MC: What are some of the key issues you have put in place so far?
OK: One is to adhere to the use of face masks, it’s one aspect though there are still challenges in relation to the manufacturing aspect. Not all countries have the capacity to manufacture them.
We have the sanitisation process to ensure that whatever we do we put our safety first. Testing and prosper sanitisation are some of the additional mechanisms. It is also mandatory that all meetings should be virtual if it’s more than 50 people.
MC: So how accessible is the AU for an aggrieved ordinary public servant?
OK: Another method of delivering service is to ensure that citizens air burning issues affecting them. So we have this forum here, citizens should air their views and how to access services delivered by their governments and if not through the AU by participating though such events. It is not only limited to us here but every public servant across the continent. So here they are allowed to air their grievances as it is also virtual.
AU will know about it and find a way of addressing the issues by ensuring that the governments conform and inform what is affecting their people and come up with strategies or policies to ensure that member states adhere to those policies as we try to bring about an amelioration of public service delivery in those countries.

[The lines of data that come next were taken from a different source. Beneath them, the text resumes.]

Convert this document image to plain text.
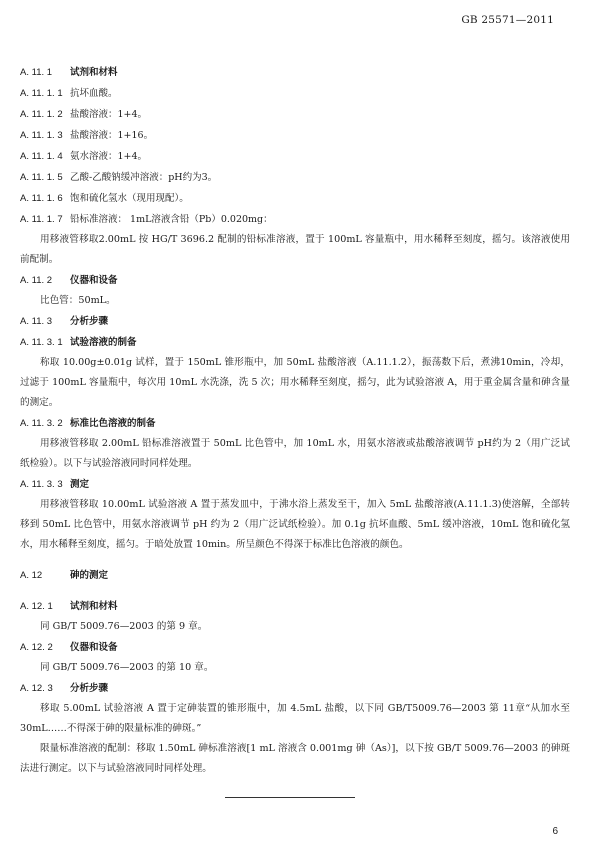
GB 25571—2011
A. 11. 1 试剂和材料
A. 11. 1. 1 抗坏血酸。
A. 11. 1. 2 盐酸溶液：1+4。
A. 11. 1. 3 盐酸溶液：1+16。
A. 11. 1. 4 氨水溶液：1+4。
A. 11. 1. 5 乙酸-乙酸钠缓冲溶液：pH约为3。
A. 11. 1. 6 饱和硫化氢水（现用现配）。
A. 11. 1. 7 铅标准溶液： 1mL溶液含铅（Pb）0.020mg：
用移液管移取2.00mL 按 HG/T 3696.2 配制的铅标准溶液，置于 100mL 容量瓶中，用水稀释至刻度，摇匀。该溶液使用前配制。
A. 11. 2 仪器和设备
比色管：50mL。
A. 11. 3 分析步骤
A. 11. 3. 1 试验溶液的制备
称取 10.00g±0.01g 试样，置于 150mL 锥形瓶中，加 50mL 盐酸溶液（A.11.1.2），振荡数下后，煮沸10min，冷却，过滤于 100mL 容量瓶中，每次用 10mL 水洗涤，洗 5 次；用水稀释至刻度，摇匀，此为试验溶液 A，用于重金属含量和砷含量的测定。
A. 11. 3. 2 标准比色溶液的制备
用移液管移取 2.00mL 铅标准溶液置于 50mL 比色管中，加 10mL 水，用氨水溶液或盐酸溶液调节 pH约为 2（用广泛试纸检验）。以下与试验溶液同时同样处理。
A. 11. 3. 3 测定
用移液管移取 10.00mL 试验溶液 A 置于蒸发皿中，于沸水浴上蒸发至干，加入 5mL 盐酸溶液(A.11.1.3)使溶解，全部转移到 50mL 比色管中，用氨水溶液调节 pH 约为 2（用广泛试纸检验）。加 0.1g 抗坏血酸、5mL 缓冲溶液，10mL 饱和硫化氢水，用水稀释至刻度，摇匀。于暗处放置 10min。所呈颜色不得深于标准比色溶液的颜色。
A. 12	砷的测定
A. 12. 1 试剂和材料
同 GB/T 5009.76—2003 的第 9 章。
A. 12. 2 仪器和设备
同 GB/T 5009.76—2003 的第 10 章。
A. 12. 3 分析步骤
移取 5.00mL 试验溶液 A 置于定砷装置的锥形瓶中，加 4.5mL 盐酸，以下同 GB/T5009.76—2003 第 11章“从加水至 30mL……不得深于砷的限量标准的砷斑。”
限量标准溶液的配制：移取 1.50mL 砷标准溶液[1 mL 溶液含 0.001mg 砷（As）]，以下按 GB/T 5009.76—2003 的砷斑法进行测定。以下与试验溶液同时同样处理。
6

MC: So what are some of the key issues that you are addressing in dealing with public service issues?
OK: Sometimes it is common for member states to concentrate on urban areas. So decentralisation is one aspect of ensuring that service delivery goes to rural communities as well, but how can you do that? You try to bring about policies and strategies that will focus on rural communities rather than just the city centres. Right now we are having meetings here because the government ensured that not only Harare but also the provincial headquarters can host meetings.

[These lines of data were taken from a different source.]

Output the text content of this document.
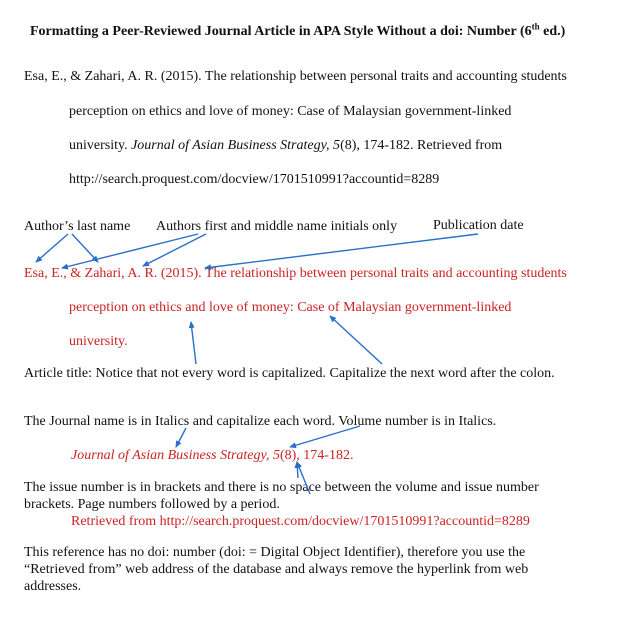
Formatting a Peer-Reviewed Journal Article in APA Style Without a doi: Number (6th ed.)
Esa, E., & Zahari, A. R. (2015). The relationship between personal traits and accounting students
perception on ethics and love of money: Case of Malaysian government-linked
university. Journal of Asian Business Strategy, 5(8), 174-182. Retrieved from
http://search.proquest.com/docview/1701510991?accountid=8289
Author’s last name Authors first and middle name initials only	Publication date
Esa, E., & Zahari, A. R. (2015). The relationship between personal traits and accounting students
perception on ethics and love of money: Case of Malaysian government-linked
university.
Article title: Notice that not every word is capitalized. Capitalize the next word after the colon.
The Journal name is in Italics and capitalize each word. Volume number is in Italics.
Journal of Asian Business Strategy, 5(8), 174-182.
The issue number is in brackets and there is no space between the volume and issue number
brackets. Page numbers followed by a period.
Retrieved from http://search.proquest.com/docview/1701510991?accountid=8289
This reference has no doi: number (doi: = Digital Object Identifier), therefore you use the
“Retrieved from” web address of the database and always remove the hyperlink from web
addresses.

If you look at the participants and even the keynote address took into consideration people from the regions. So if it happens in a decentralised system in Zimbabwe it means it can work out in other countries as well. Look at the exhibitions that we officially launched, they did not focus on Zimbabwe only but saw people from Kenya and other countries trying to address public services.
Now this can be an opener to the continent. So these are some of the methods put in place to have a big forum like this, to organise it and invite people from all over Africa so we can share knowledge and then transform and implement them to our various countries.
MC: So do you have any penalties if a government fails to adhere to laid down rules and procedures?
OK: As you know every state is a sovereign nation and we also have what we call a treaty or an organisation. So if we agree to come together as a treaty, as an organisation, it means we have also decided to agree to cede a part of our sovereignty for the benefit of the general population.
If a country is not doing these things, there is a way how we police it. We communicate that wrongdoing to that country not directly but through statements so that the country can address that issue. There are no penalties.
The AU also has systems where people are sanctioned . I’m not sure of this form of non-compliance but if you repeat it over and over again and people continue to voice over those issues, then that can go a long way to inform that government that it is not doing the right thing.
In terms of physical penalties I’m not sure but there are certain penalties like you don’t participate in debates, you don’t participate, at functions of the AU or even voting. If you are supposed to vie for a position, if you have been sanctioned you won’t be able to participate.
MC: Have you ever sanctioned anyone?
OK: Yes there are a number of countries that have been sanctioned, by not participating in AU functions, by not voting and by not having access to some benefits.
Failing to comply with public service rules may be regarded as non-compliance and attract sanction. Non-compliance with the AU treaty will also attract sanctions.